NCSC to work with Bank of England
The Bank of England is unlikely to raise interest rates in the near future. Reuters

The Bank of England's deputy governor has shot down hopes of some Monetary Policy Committee (MPC) members that the central bank will raise interest rates imminently, after claiming that she saw "no significant evidence" that wage-price pressures were mounting and that the jobs market growth remained weak.

Nemat "Minouche" Shafik added that BoE would have to see more evidence of stronger wage growth and less slack labour market data in order to consider raising rates from the record low of 0.5%.

"We would need to see more of the data pointing in the same direction in terms of price pressures – particularly in terms of wages and unit labour costs (before raising interest rates)," said Shafik in the Financial Times.

"In terms of sustained domestic inflationary pressures, that's going to be the ultimate test."

When asked whether she'd be voting against a rate rise at the next MPC meeting, Shafik said: "You might say that, but I couldn't possibly comment."

"I think unemployment has not reached the place where we can say all the slack has gone in the labour market," she added.

Nemat Shafik
Nemat Shafik is the new deputy governor at the Bank of England.
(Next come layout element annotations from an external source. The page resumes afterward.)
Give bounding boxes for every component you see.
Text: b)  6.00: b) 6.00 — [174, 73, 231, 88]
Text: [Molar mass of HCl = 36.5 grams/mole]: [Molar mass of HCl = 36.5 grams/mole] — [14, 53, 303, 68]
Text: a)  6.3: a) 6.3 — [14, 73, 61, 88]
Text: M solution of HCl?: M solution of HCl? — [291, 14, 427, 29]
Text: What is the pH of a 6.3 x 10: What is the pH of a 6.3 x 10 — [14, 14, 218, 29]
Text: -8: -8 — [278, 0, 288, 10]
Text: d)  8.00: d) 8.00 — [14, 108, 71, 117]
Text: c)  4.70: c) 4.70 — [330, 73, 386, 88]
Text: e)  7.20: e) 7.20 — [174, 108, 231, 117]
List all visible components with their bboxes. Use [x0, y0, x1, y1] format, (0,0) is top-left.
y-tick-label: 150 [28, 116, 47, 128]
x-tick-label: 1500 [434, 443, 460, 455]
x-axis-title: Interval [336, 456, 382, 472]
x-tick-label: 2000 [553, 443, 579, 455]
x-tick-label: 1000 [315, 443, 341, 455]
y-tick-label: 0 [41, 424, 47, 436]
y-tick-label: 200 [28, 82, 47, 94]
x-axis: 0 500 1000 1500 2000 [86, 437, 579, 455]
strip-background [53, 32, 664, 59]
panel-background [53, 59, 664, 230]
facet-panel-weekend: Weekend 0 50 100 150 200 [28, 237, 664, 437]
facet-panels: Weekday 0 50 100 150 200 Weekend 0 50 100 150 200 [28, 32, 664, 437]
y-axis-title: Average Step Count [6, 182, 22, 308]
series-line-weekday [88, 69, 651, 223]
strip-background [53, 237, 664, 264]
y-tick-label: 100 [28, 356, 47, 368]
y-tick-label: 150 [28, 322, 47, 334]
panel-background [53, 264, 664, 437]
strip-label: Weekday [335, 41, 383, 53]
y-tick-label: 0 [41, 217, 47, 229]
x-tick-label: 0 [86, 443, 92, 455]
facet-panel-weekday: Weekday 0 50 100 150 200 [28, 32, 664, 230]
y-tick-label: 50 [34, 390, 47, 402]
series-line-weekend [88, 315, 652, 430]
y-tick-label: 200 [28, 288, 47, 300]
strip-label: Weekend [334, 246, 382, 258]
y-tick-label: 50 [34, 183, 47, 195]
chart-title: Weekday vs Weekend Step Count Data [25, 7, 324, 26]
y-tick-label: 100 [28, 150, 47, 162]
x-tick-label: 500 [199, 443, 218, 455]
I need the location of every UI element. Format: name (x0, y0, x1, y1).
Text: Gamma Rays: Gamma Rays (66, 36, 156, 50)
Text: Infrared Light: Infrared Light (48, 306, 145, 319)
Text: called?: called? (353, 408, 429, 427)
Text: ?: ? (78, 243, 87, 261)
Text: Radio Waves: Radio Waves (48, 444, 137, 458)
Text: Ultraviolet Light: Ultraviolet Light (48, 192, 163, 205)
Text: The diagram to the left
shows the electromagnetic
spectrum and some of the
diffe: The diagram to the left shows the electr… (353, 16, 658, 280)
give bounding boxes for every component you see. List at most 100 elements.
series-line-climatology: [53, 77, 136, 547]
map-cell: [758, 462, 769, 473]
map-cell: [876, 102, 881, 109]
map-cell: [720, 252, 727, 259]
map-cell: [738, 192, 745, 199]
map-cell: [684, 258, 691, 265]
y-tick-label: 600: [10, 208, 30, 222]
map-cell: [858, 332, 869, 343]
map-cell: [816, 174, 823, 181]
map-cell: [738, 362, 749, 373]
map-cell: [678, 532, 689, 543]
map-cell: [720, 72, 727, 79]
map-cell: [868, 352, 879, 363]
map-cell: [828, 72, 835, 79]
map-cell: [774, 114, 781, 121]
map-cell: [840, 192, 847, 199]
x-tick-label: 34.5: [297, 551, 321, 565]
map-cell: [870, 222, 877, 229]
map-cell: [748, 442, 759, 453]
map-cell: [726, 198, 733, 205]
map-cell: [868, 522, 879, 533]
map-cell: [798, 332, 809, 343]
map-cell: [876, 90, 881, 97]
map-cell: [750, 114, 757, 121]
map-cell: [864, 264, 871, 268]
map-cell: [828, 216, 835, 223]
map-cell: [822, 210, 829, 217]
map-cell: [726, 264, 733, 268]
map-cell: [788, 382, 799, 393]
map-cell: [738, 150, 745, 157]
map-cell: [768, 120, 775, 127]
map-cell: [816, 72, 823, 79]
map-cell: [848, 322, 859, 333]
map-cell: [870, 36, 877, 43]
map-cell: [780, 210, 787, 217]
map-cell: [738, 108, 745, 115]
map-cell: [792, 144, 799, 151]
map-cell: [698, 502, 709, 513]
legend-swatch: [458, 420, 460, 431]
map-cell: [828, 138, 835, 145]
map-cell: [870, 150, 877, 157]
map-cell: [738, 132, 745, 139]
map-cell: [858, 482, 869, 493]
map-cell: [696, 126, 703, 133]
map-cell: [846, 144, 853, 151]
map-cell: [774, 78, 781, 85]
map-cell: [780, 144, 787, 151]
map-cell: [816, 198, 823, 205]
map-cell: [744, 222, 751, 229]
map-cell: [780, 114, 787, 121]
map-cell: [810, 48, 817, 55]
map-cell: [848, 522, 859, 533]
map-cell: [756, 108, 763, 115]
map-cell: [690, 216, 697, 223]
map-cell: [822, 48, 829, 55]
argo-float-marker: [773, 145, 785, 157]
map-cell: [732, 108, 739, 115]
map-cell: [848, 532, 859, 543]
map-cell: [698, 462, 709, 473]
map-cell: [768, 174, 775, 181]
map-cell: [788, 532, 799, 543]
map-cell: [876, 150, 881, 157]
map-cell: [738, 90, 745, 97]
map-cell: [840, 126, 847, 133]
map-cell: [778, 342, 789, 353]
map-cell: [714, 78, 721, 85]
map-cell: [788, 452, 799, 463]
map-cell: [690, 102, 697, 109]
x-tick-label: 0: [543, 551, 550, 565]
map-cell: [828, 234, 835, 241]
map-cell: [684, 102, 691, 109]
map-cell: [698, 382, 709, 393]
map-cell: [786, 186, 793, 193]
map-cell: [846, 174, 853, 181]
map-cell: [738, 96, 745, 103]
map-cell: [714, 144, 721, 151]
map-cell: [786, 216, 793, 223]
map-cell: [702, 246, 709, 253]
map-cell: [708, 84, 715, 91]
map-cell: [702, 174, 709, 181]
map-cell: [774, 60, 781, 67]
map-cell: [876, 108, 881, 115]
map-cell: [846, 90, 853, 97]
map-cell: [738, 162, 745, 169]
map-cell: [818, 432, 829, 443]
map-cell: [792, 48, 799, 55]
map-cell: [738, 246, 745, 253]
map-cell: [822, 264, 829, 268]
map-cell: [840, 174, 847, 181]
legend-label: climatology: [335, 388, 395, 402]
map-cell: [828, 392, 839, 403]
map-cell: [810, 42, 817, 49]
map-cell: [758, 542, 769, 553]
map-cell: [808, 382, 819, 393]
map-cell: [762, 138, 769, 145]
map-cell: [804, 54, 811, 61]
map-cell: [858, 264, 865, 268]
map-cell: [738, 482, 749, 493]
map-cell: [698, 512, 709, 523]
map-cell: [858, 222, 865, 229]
Reuters

The BoE has kept UK interest rates at a record low of 0.5% since 2009.

Recently, economist consensus swayed from the BoE raising rates in the first half of 2015 to during the middle of next year, after economic growth slowed and Britons' wage increases were weak and well below the rate of inflation.

The Office for National Statistics showed that UK economic growth slowed in the three months to September, with the economy expanding by 0.7%.

It also showed that average weekly earnings grew by 0.9% in the year to August 2014.

The figures mean that average total pay (including bonuses) for employees in UK was £479 ($762, €601) per week before tax and other deductions from pay.

However, the MPC's McCafferty has explicitly pushed for a rise at every meeting since August, after claiming space capacity in the economy was being used quickly.

"Starting to raise Bank rate now makes it more likely that the increase required over coming years to deliver our inflation target can be kept gradual and limited," he said.

"Ensuring that we act in good time and move rates slowly, to allow consumers and businesses to adapt with minimum disruption, is, I believe, the best way of supporting and sustaining the economic expansion now under way."